Although benefiting from the availability of more powerful computational techniques and an improved quantitative description of the various roles that vegetation plays in marsh morphodynamics, research has not reached a generally agreed conclusion on the issue of marsh equilibrium, as the dichotomy mentioned in our introduction is still somewhat present even in the recent literature. On one hand, the efforts of various groups of researchers (see Kirwan et al. 2010 and Fig. 14) based on zero-order modeling provide a picture suggesting that marsh equilibrium is indeed possible, provided the rate of relative sea level rise does not exceed a threshold depending on the availability of minerogenic sediments, quantified through a somewhat loosely defined sediment concentration \(C_0\). On the other hand, if the morphological interaction between adjacent morphological units is carefully analyzed (Tambroni and Seminara 2012), it turns out that the equilibrium states identified by Kirwan et al. (2010) correspond nearly invariably to marshes which either prograde or retreat, i.e., marshes which are not in equilibrium. This is our own viewpoint, supported recently also by the work of Mariotti and Fagherazzi (2010) and Fagherazzi (2013): coastal lagoons are complex environments which are hardly in equilibrium. The timescale of their morphodynamic evolution is, however, of the order of centuries, which makes these processes non easily perceived under ordinary conditions.

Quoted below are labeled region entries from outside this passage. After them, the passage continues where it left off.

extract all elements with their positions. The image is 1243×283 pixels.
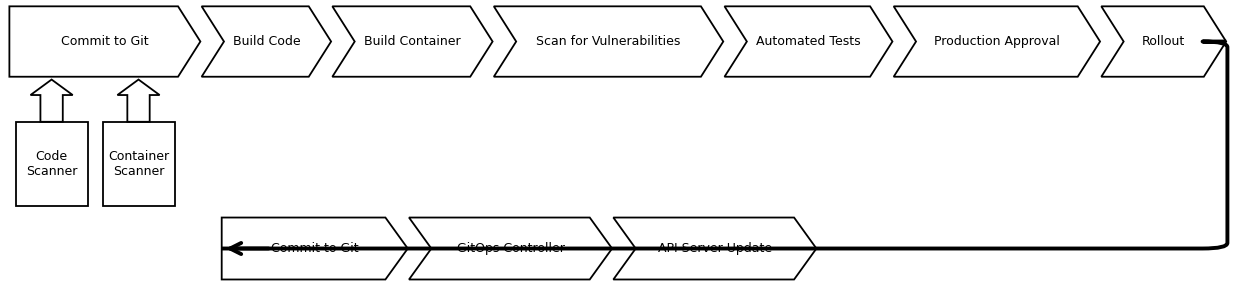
Text: Build Container: Build Container: [364, 35, 461, 48]
Text: API Server Update: API Server Update: [658, 242, 772, 255]
Polygon shape: [409, 218, 612, 280]
Bar: [16, 122, 87, 206]
Polygon shape: [31, 80, 72, 122]
Polygon shape: [894, 6, 1100, 77]
Polygon shape: [10, 6, 200, 77]
Text: Rollout: Rollout: [1142, 35, 1186, 48]
Polygon shape: [1101, 6, 1226, 77]
Text: GitOps Controller: GitOps Controller: [456, 242, 564, 255]
Polygon shape: [493, 6, 723, 77]
Bar: [102, 122, 174, 206]
Text: Build Code: Build Code: [232, 35, 300, 48]
Text: Commit to Git: Commit to Git: [61, 35, 149, 48]
Polygon shape: [332, 6, 492, 77]
Polygon shape: [725, 6, 892, 77]
Polygon shape: [117, 80, 159, 122]
Text: Code
Scanner: Code Scanner: [26, 150, 77, 178]
Polygon shape: [221, 218, 408, 280]
Polygon shape: [613, 218, 817, 280]
Text: Container
Scanner: Container Scanner: [108, 150, 169, 178]
Text: Commit to Git: Commit to Git: [271, 242, 358, 255]
Text: Production Approval: Production Approval: [933, 35, 1060, 48]
Polygon shape: [201, 6, 331, 77]
Text: Automated Tests: Automated Tests: [756, 35, 861, 48]
Text: Scan for Vulnerabilities: Scan for Vulnerabilities: [537, 35, 681, 48]
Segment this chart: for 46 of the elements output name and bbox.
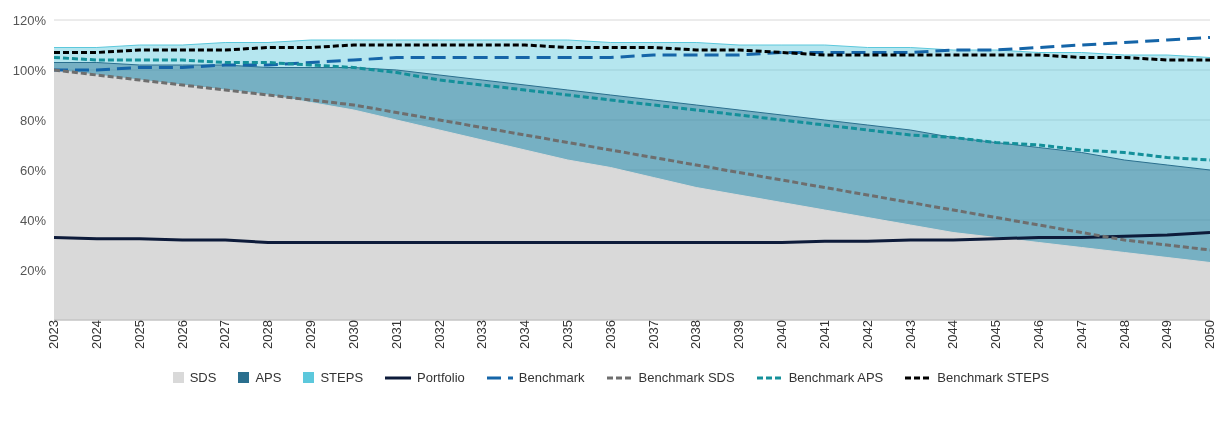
x-tick-label: 2033 — [474, 320, 490, 349]
x-tick-label: 2038 — [688, 320, 704, 349]
x-tick-label: 2049 — [1159, 320, 1175, 349]
x-tick-label: 2046 — [1030, 320, 1046, 349]
x-tick-label: 2032 — [431, 320, 447, 349]
legend-label: Benchmark — [518, 370, 585, 385]
legend-label: Benchmark STEPS — [937, 370, 1050, 385]
x-tick-label: 2034 — [517, 320, 533, 349]
y-tick-label: 120% — [12, 12, 47, 28]
y-tick-label: 60% — [19, 162, 47, 178]
x-tick-label: 2028 — [260, 320, 276, 349]
x-tick-label: 2044 — [945, 320, 961, 349]
x-tick-label: 2042 — [859, 320, 875, 349]
legend-label: Benchmark SDS — [638, 370, 735, 385]
line-series — [54, 43, 1210, 62]
x-tick-label: 2027 — [217, 320, 233, 349]
x-tick-label: 2037 — [645, 320, 661, 349]
x-tick-label: 2050 — [1202, 320, 1218, 349]
line-series — [54, 231, 1210, 244]
x-tick-label: 2023 — [46, 320, 62, 349]
x-tick-label: 2024 — [89, 320, 105, 349]
x-tick-label: 2030 — [345, 320, 361, 349]
x-tick-label: 2043 — [902, 320, 918, 349]
y-tick-label: 80% — [19, 112, 47, 128]
y-tick-label: 40% — [19, 212, 47, 228]
x-tick-label: 2035 — [560, 320, 576, 349]
x-tick-label: 2036 — [602, 320, 618, 349]
legend-label: STEPS — [320, 370, 364, 385]
x-tick-label: 2041 — [816, 320, 832, 349]
x-tick-label: 2045 — [988, 320, 1004, 349]
legend-label: SDS — [189, 370, 217, 385]
line-series — [54, 68, 1210, 252]
x-tick-label: 2025 — [131, 320, 147, 349]
legend-label: APS — [255, 370, 282, 385]
legend-label: Benchmark APS — [788, 370, 884, 385]
y-tick-label: 100% — [12, 62, 47, 78]
x-tick-label: 2029 — [303, 320, 319, 349]
x-tick-label: 2048 — [1116, 320, 1132, 349]
legend-label: Portfolio — [417, 370, 465, 385]
line-series — [54, 56, 1210, 162]
x-tick-label: 2039 — [731, 320, 747, 349]
x-tick-label: 2047 — [1073, 320, 1089, 349]
x-tick-label: 2031 — [388, 320, 404, 349]
x-tick-label: 2026 — [174, 320, 190, 349]
y-tick-label: 20% — [19, 262, 47, 278]
x-tick-label: 2040 — [774, 320, 790, 349]
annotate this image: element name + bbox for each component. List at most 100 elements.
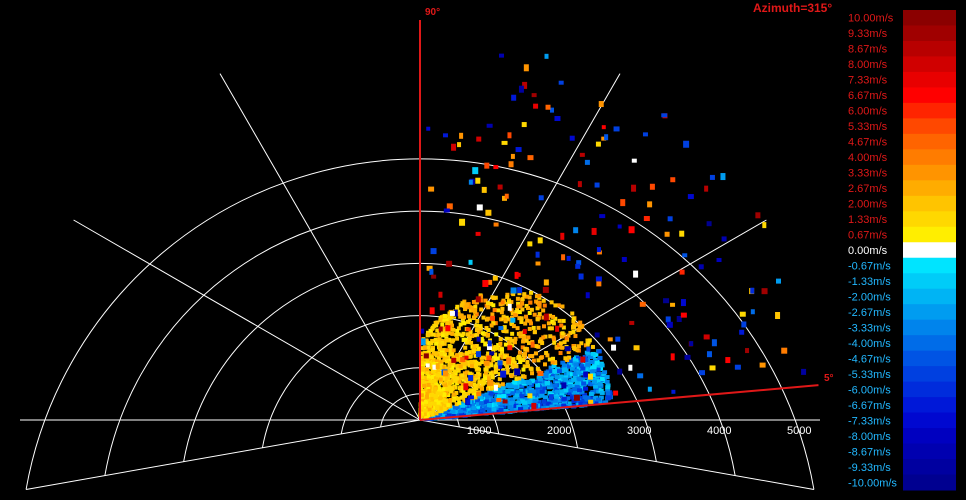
echo-cell [514, 368, 521, 376]
echo-cell [471, 406, 477, 411]
echo-cell [445, 359, 450, 364]
echo-cell [550, 107, 555, 113]
echo-cell [605, 391, 611, 396]
echo-cell [515, 390, 521, 395]
echo-cell [454, 307, 459, 312]
colorbar-label: -6.67m/s [848, 400, 891, 412]
echo-cell [679, 230, 685, 237]
colorbar-label: 4.67m/s [848, 137, 888, 149]
echo-cell [431, 351, 436, 356]
echo-cell [497, 184, 503, 190]
echo-cell [566, 371, 572, 376]
echo-cell [585, 341, 590, 346]
echo-cell [507, 345, 513, 351]
echo-cell [518, 407, 524, 412]
elevation-max-label: 90° [425, 7, 440, 18]
echo-cell [547, 357, 552, 362]
echo-cell [437, 409, 442, 414]
echo-cell [558, 341, 563, 346]
echo-cell [472, 378, 477, 383]
echo-cell [463, 361, 468, 366]
echo-cell [443, 370, 449, 377]
echo-cell [502, 325, 507, 330]
echo-cell [517, 316, 522, 321]
echo-cell [475, 177, 481, 184]
echo-cell [536, 358, 541, 363]
echo-cell [497, 389, 503, 394]
echo-cell [598, 388, 604, 393]
echo-cell [592, 358, 598, 363]
echo-cell [541, 335, 546, 340]
echo-cell [517, 287, 523, 294]
echo-cell [527, 295, 532, 300]
echo-cell [666, 321, 673, 328]
echo-cell [489, 323, 494, 328]
echo-cell [483, 406, 489, 411]
echo-cell [436, 368, 441, 373]
echo-cell [633, 345, 640, 351]
colorbar-label: 2.00m/s [848, 199, 888, 211]
colorbar-swatch [903, 304, 956, 321]
echo-cell [524, 338, 529, 343]
echo-cell [543, 362, 548, 367]
echo-cell [434, 411, 439, 416]
echo-cell [500, 300, 505, 305]
echo-cell [734, 364, 741, 370]
echo-cell [460, 385, 465, 390]
echo-cell [489, 301, 494, 306]
echo-cell [576, 366, 582, 371]
echo-cell [571, 390, 577, 395]
echo-cell [507, 299, 512, 304]
echo-cell [450, 323, 455, 328]
echo-cell [466, 332, 471, 337]
colorbar-swatch [903, 118, 956, 135]
echo-cell [496, 366, 501, 371]
echo-cell [628, 364, 633, 371]
echo-cell [483, 332, 488, 337]
echo-cell [439, 351, 444, 356]
echo-cell [472, 389, 477, 394]
echo-cell [554, 375, 560, 380]
echo-cell [548, 365, 554, 370]
echo-cell [526, 364, 531, 369]
echo-cell [709, 365, 716, 371]
echo-cell [512, 380, 518, 385]
echo-cell [485, 386, 490, 391]
echo-cell [663, 298, 670, 304]
echo-cell [519, 319, 524, 324]
echo-cell [593, 384, 599, 389]
echo-cell [475, 231, 481, 236]
colorbar-swatch [903, 242, 956, 259]
echo-cell [532, 398, 538, 403]
echo-cell [466, 319, 471, 324]
echo-cell [476, 371, 481, 376]
echo-cell [486, 376, 491, 381]
echo-cell [535, 389, 541, 394]
echo-cell [599, 390, 605, 395]
echo-cell [510, 322, 515, 327]
echo-cell [455, 376, 460, 381]
echo-cell [469, 382, 474, 387]
echo-cell [590, 373, 596, 378]
echo-cell [486, 351, 491, 356]
echo-cell [429, 410, 434, 415]
echo-cell [526, 335, 531, 340]
echo-cell [503, 408, 509, 413]
echo-cell [542, 286, 549, 293]
echo-cell [443, 398, 448, 403]
echo-cell [485, 209, 492, 216]
echo-cell [473, 363, 478, 368]
echo-cell [437, 332, 442, 337]
echo-cell [505, 388, 511, 393]
colorbar-swatch [903, 350, 956, 367]
echo-cell [633, 270, 639, 278]
echo-cell [571, 329, 576, 334]
echo-cell [522, 374, 527, 379]
echo-cell [424, 367, 429, 372]
echo-cell [423, 345, 428, 350]
echo-cell [561, 396, 567, 401]
echo-cell [508, 401, 514, 406]
echo-cell [425, 395, 430, 400]
echo-cell [438, 377, 443, 382]
colorbar-label: 6.67m/s [848, 90, 888, 102]
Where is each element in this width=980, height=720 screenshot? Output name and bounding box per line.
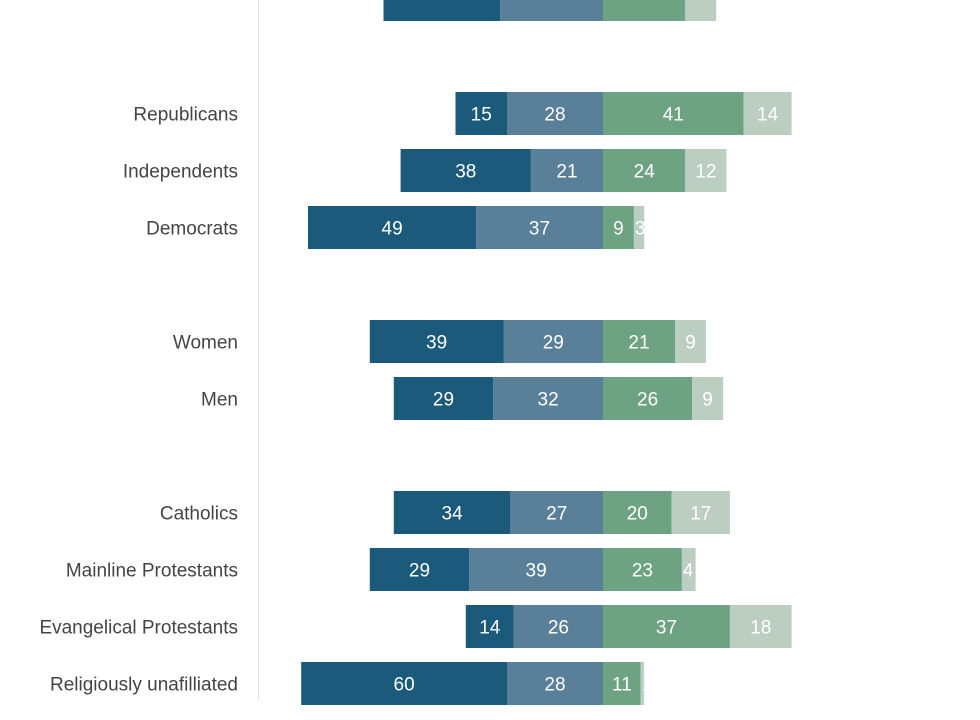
- row-label: Catholics: [160, 504, 238, 525]
- bar-segment: [507, 662, 603, 705]
- bar-segment: [510, 491, 603, 534]
- bar-segment: [685, 0, 717, 21]
- bar-segment: [603, 548, 682, 591]
- bar-segment: [640, 662, 645, 705]
- bar-value-label: 4: [683, 561, 694, 582]
- bar-segment: [729, 605, 792, 648]
- bar-segment: [603, 206, 634, 249]
- bar-segment: [369, 320, 504, 363]
- bar-segment: [369, 548, 470, 591]
- bar-value-label: 21: [628, 333, 649, 354]
- row-label: Women: [173, 333, 238, 354]
- bar-value-label: 41: [663, 105, 684, 126]
- bar-value-label: 37: [529, 219, 550, 240]
- row-label: Democrats: [146, 219, 238, 240]
- bar-value-label: 15: [471, 105, 492, 126]
- bar-value-label: 38: [455, 162, 476, 183]
- bar-segment: [393, 491, 511, 534]
- bar-value-label: 39: [426, 333, 447, 354]
- bar-segment: [743, 92, 792, 135]
- bar-value-label: 12: [695, 162, 716, 183]
- row-label: Mainline Protestants: [66, 561, 238, 582]
- bar-segment: [493, 377, 603, 420]
- bar-value-label: 9: [685, 333, 696, 354]
- bar-value-label: 26: [637, 390, 658, 411]
- bar-segment: [301, 662, 507, 705]
- bar-segment: [681, 548, 696, 591]
- bar-value-label: 32: [538, 390, 559, 411]
- bar-value-label: 39: [526, 561, 547, 582]
- bar-segment: [531, 149, 603, 192]
- bar-value-label: 23: [632, 561, 653, 582]
- bar-value-label: 1: [642, 675, 653, 696]
- bar-segment: [685, 149, 727, 192]
- bar-value-label: 29: [409, 561, 430, 582]
- bar-segment: [692, 377, 724, 420]
- bar-segment: [469, 548, 603, 591]
- bar-segment: [308, 206, 477, 249]
- bar-value-label: 60: [394, 675, 415, 696]
- bar-value-label: 26: [548, 618, 569, 639]
- bar-segment: [503, 320, 603, 363]
- bar-segment: [513, 605, 603, 648]
- bar-value-label: 29: [433, 390, 454, 411]
- bar-segment: [507, 92, 603, 135]
- bar-value-label: 27: [546, 504, 567, 525]
- bar-segment: [633, 206, 645, 249]
- bar-segment: [603, 149, 686, 192]
- row-label: Republicans: [133, 105, 238, 126]
- bar-value-label: 49: [382, 219, 403, 240]
- bar-value-label: 37: [656, 618, 677, 639]
- bar-value-label: 14: [757, 105, 779, 126]
- bar-value-label: 21: [556, 162, 577, 183]
- bar-segment: [603, 491, 672, 534]
- bar-segment: [675, 320, 706, 363]
- bar-value-label: 11: [612, 675, 632, 696]
- row-label: Men: [201, 390, 238, 411]
- bar-segment: [671, 491, 730, 534]
- bar-value-label: 9: [702, 390, 713, 411]
- bar-segment: [393, 377, 494, 420]
- bar-segment: [476, 206, 603, 249]
- row-label: Independents: [123, 162, 238, 183]
- bar-value-label: 18: [750, 618, 771, 639]
- bar-segment: [603, 662, 641, 705]
- bar-value-label: 9: [613, 219, 624, 240]
- bar-segment: [500, 0, 603, 21]
- bar-segment: [603, 320, 675, 363]
- bar-segment: [603, 377, 693, 420]
- bar-value-label: 34: [442, 504, 464, 525]
- row-label: Evangelical Protestants: [39, 618, 238, 639]
- bar-segment: [400, 149, 531, 192]
- bar-segment: [383, 0, 501, 21]
- bar-segment: [603, 0, 686, 21]
- bar-segment: [455, 92, 507, 135]
- bar-segment: [603, 605, 730, 648]
- bar-value-label: 28: [544, 675, 565, 696]
- bar-segment: [603, 92, 744, 135]
- bar-value-label: 28: [544, 105, 565, 126]
- bar-value-label: 14: [479, 618, 501, 639]
- bar-value-label: 24: [634, 162, 656, 183]
- bar-value-label: 17: [690, 504, 711, 525]
- row-label: Religiously unafilliated: [50, 675, 238, 696]
- bar-value-label: 3: [635, 219, 646, 240]
- bar-value-label: 29: [543, 333, 564, 354]
- bar-segment: [465, 605, 514, 648]
- bar-value-label: 20: [627, 504, 648, 525]
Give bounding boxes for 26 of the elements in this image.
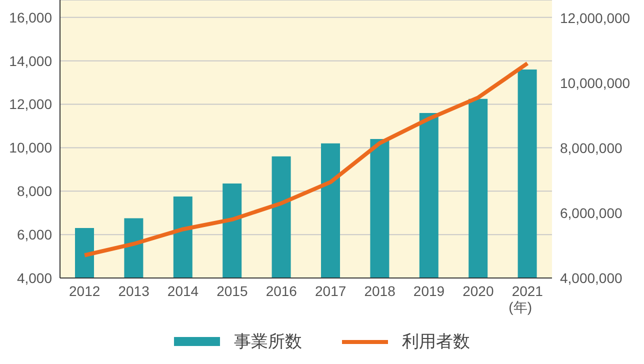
y2-tick-label: 4,000,000 [560, 270, 622, 286]
legend-label: 利用者数 [402, 331, 470, 353]
x-tick-label: 2021 [512, 282, 544, 299]
y-tick-label: 14,000 [9, 52, 52, 69]
x-tick-label: 2015 [216, 282, 248, 299]
x-tick-label: 2018 [364, 282, 396, 299]
y-tick-label: 16,000 [9, 9, 52, 26]
y-tick-label: 12,000 [9, 96, 52, 112]
legend-label: 事業所数 [234, 331, 302, 353]
y-tick-label: 10,000 [9, 140, 52, 156]
x-tick-label: 2014 [167, 282, 199, 299]
y2-tick-label: 8,000,000 [560, 140, 622, 156]
x-tick-label: 2013 [118, 282, 150, 299]
x-tick-label: 2019 [413, 282, 445, 299]
x-tick-label: 2017 [315, 282, 346, 299]
x-tick-label: 2020 [462, 282, 494, 299]
y-tick-label: 6,000 [16, 226, 52, 243]
y-tick-label: 8,000 [16, 183, 52, 200]
x-axis-title: (年) [508, 299, 532, 315]
y2-tick-label: 10,000,000 [560, 74, 630, 91]
y2-tick-label: 6,000,000 [560, 204, 622, 221]
x-tick-label: 2016 [266, 282, 298, 299]
y-tick-label: 4,000 [16, 270, 52, 286]
line-series [82, 61, 530, 258]
y2-tick-label: 12,000,000 [560, 10, 630, 26]
x-tick-label: 2012 [69, 282, 100, 299]
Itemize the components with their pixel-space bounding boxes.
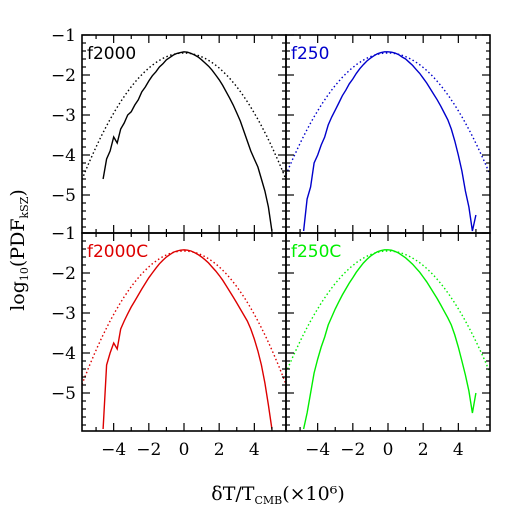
panel-label: f250C (291, 242, 341, 262)
y-tick-label: −2 (51, 264, 76, 284)
x-axis-label-suffix: (×10⁶) (282, 483, 345, 505)
y-axis-label-middle: (PDF (7, 218, 29, 267)
panel-label: f2000 (87, 44, 136, 64)
y-tick-label: −4 (51, 146, 76, 166)
y-axis-label-prefix: log (7, 281, 29, 311)
x-tick-label: 2 (418, 440, 429, 460)
panel-f2000: f2000 (81, 34, 287, 234)
y-tick-label: −3 (51, 304, 76, 324)
x-tick-label: −4 (101, 440, 126, 460)
panel-f250: f250 (285, 34, 491, 234)
panel-f250c: f250C (285, 232, 491, 432)
measured-pdf-line (302, 51, 477, 232)
y-tick-label: −2 (51, 66, 76, 86)
axis-ticks (82, 34, 490, 431)
measured-pdf-line (102, 51, 273, 232)
axis-tick-labels: −1 −2 −3 −4 −5 −1 −2 −3 −4 −5 −4 −2 0 2 4 −4 −2 0 2 4 (51, 26, 464, 460)
x-tick-label: −4 (305, 440, 330, 460)
y-axis-label-subscript-ksz: kSZ (18, 196, 31, 218)
panel-frame (285, 34, 491, 234)
gaussian-fit-line (285, 250, 491, 373)
y-tick-label: −1 (51, 224, 76, 244)
panel-label: f2000C (87, 242, 148, 262)
y-tick-label: −5 (51, 186, 76, 206)
panel-frame (285, 232, 491, 432)
panel-frame (81, 34, 287, 234)
measured-pdf-line (302, 249, 477, 430)
x-tick-label: 0 (383, 440, 394, 460)
measured-pdf-line (102, 249, 273, 430)
x-tick-label: 4 (453, 440, 464, 460)
panel-frame (81, 232, 287, 432)
y-tick-label: −1 (51, 26, 76, 46)
x-axis-label: δT/TCMB(×10⁶) (211, 483, 345, 507)
y-tick-label: −4 (51, 344, 76, 364)
x-tick-label: 0 (179, 440, 190, 460)
x-tick-label: 2 (214, 440, 225, 460)
x-axis-label-subscript: CMB (254, 494, 282, 507)
y-tick-label: −3 (51, 106, 76, 126)
x-axis-label-prefix: δT/T (211, 483, 255, 505)
y-tick-label: −5 (51, 384, 76, 404)
panel-label: f250 (291, 44, 329, 64)
gaussian-fit-line (81, 250, 287, 385)
x-tick-label: 4 (249, 440, 260, 460)
gaussian-fit-line (285, 52, 491, 175)
panel-f2000c: f2000C (81, 232, 287, 432)
y-axis-label: log10(PDFkSZ) (7, 189, 31, 311)
y-axis-label-subscript-10: 10 (18, 267, 31, 281)
x-tick-label: −2 (340, 440, 365, 460)
y-axis-label-suffix: ) (7, 189, 29, 196)
x-tick-label: −2 (136, 440, 161, 460)
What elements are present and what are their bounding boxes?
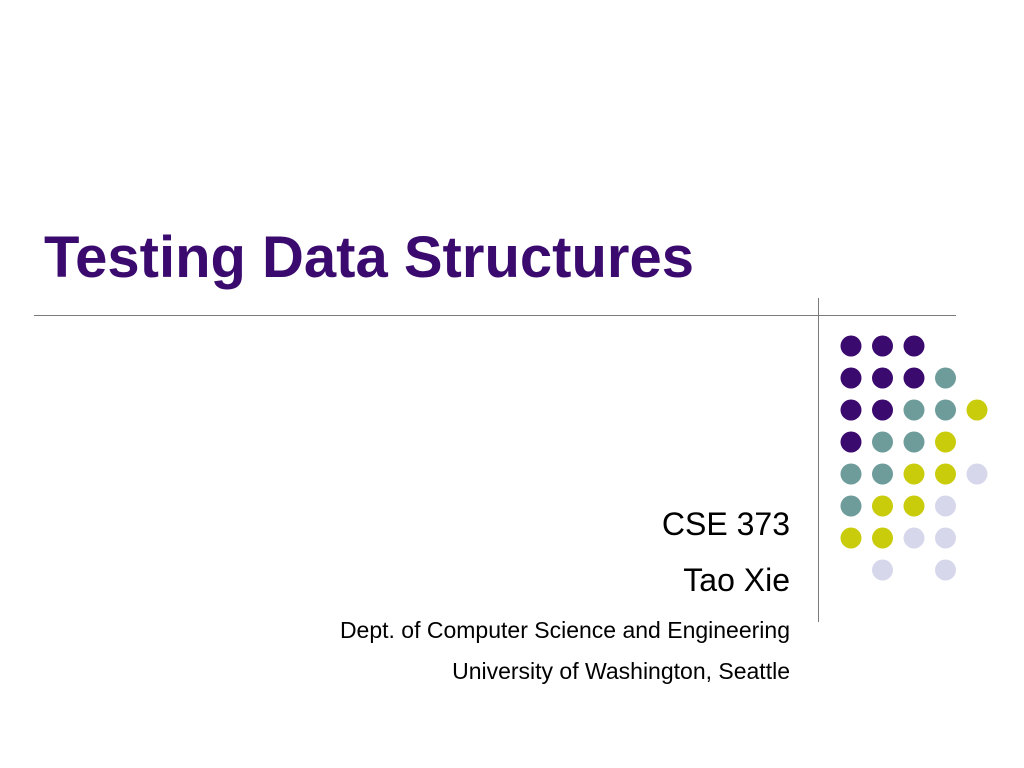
decorative-dot-teal [840, 463, 862, 485]
decorative-dot-purple [903, 335, 925, 357]
decorative-dot-teal [903, 431, 925, 453]
decorative-dot-yellow [903, 495, 925, 517]
title-divider-horizontal [34, 315, 956, 316]
decorative-dot-teal [935, 367, 956, 389]
decorative-dot-lavender [966, 463, 988, 485]
decorative-dot-yellow [935, 463, 956, 485]
decorative-dot-yellow [903, 463, 925, 485]
decorative-dot-purple [840, 431, 862, 453]
course-code: CSE 373 [661, 506, 790, 542]
decorative-dot-teal [903, 399, 925, 421]
decorative-dot-purple [872, 367, 893, 389]
decorative-dot-yellow [872, 495, 893, 517]
department: Dept. of Computer Science and Engineerin… [339, 617, 790, 643]
decorative-dot-teal [840, 495, 862, 517]
decorative-dot-purple [840, 367, 862, 389]
subtitle-block: CSE 373 Tao Xie Dept. of Computer Scienc… [340, 505, 790, 699]
decorative-dot-yellow [840, 527, 862, 549]
decorative-dot-lavender [935, 559, 956, 581]
decorative-dot-teal [872, 463, 893, 485]
decorative-dot-lavender [935, 527, 956, 549]
decorative-dot-yellow [872, 527, 893, 549]
decorative-dot-purple [872, 399, 893, 421]
decorative-dot-lavender [872, 559, 893, 581]
decorative-dot-teal [872, 431, 893, 453]
decorative-dot-purple [903, 367, 925, 389]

In this respect, the case of the Venice Lagoon is paradigmatic. Indeed, in spite of river diversions and of the consequent drastic reduction of the amount of sediments supplied to Venice Lagoon, the process of marsh degradation has proceeded slowly for centuries. However, Fig. 1 suggests that the acceleration of marsh degradation observed in the last few decades will likely proceed and possibly be enhanced as a result of an accelerated sea level rise. Under these conditions, the effort required to counteract the clear tendency of Venice Lagoon to evolve towards a bay, will soon become prohibitive. The costly measures undertaken so far, most notably the artificial replenishment of salt marshes, or the suggestion that existing halophytic vegetation might be replaced by more productive species such that organic production may allow wetlands to keep up with sea level rise, will have to be thoroughly revisited. The fate of Venice marshes is strictly tied to the future characteristics that the city of Venice will be forced to attain. But this is another story that will deserve special attention in the future.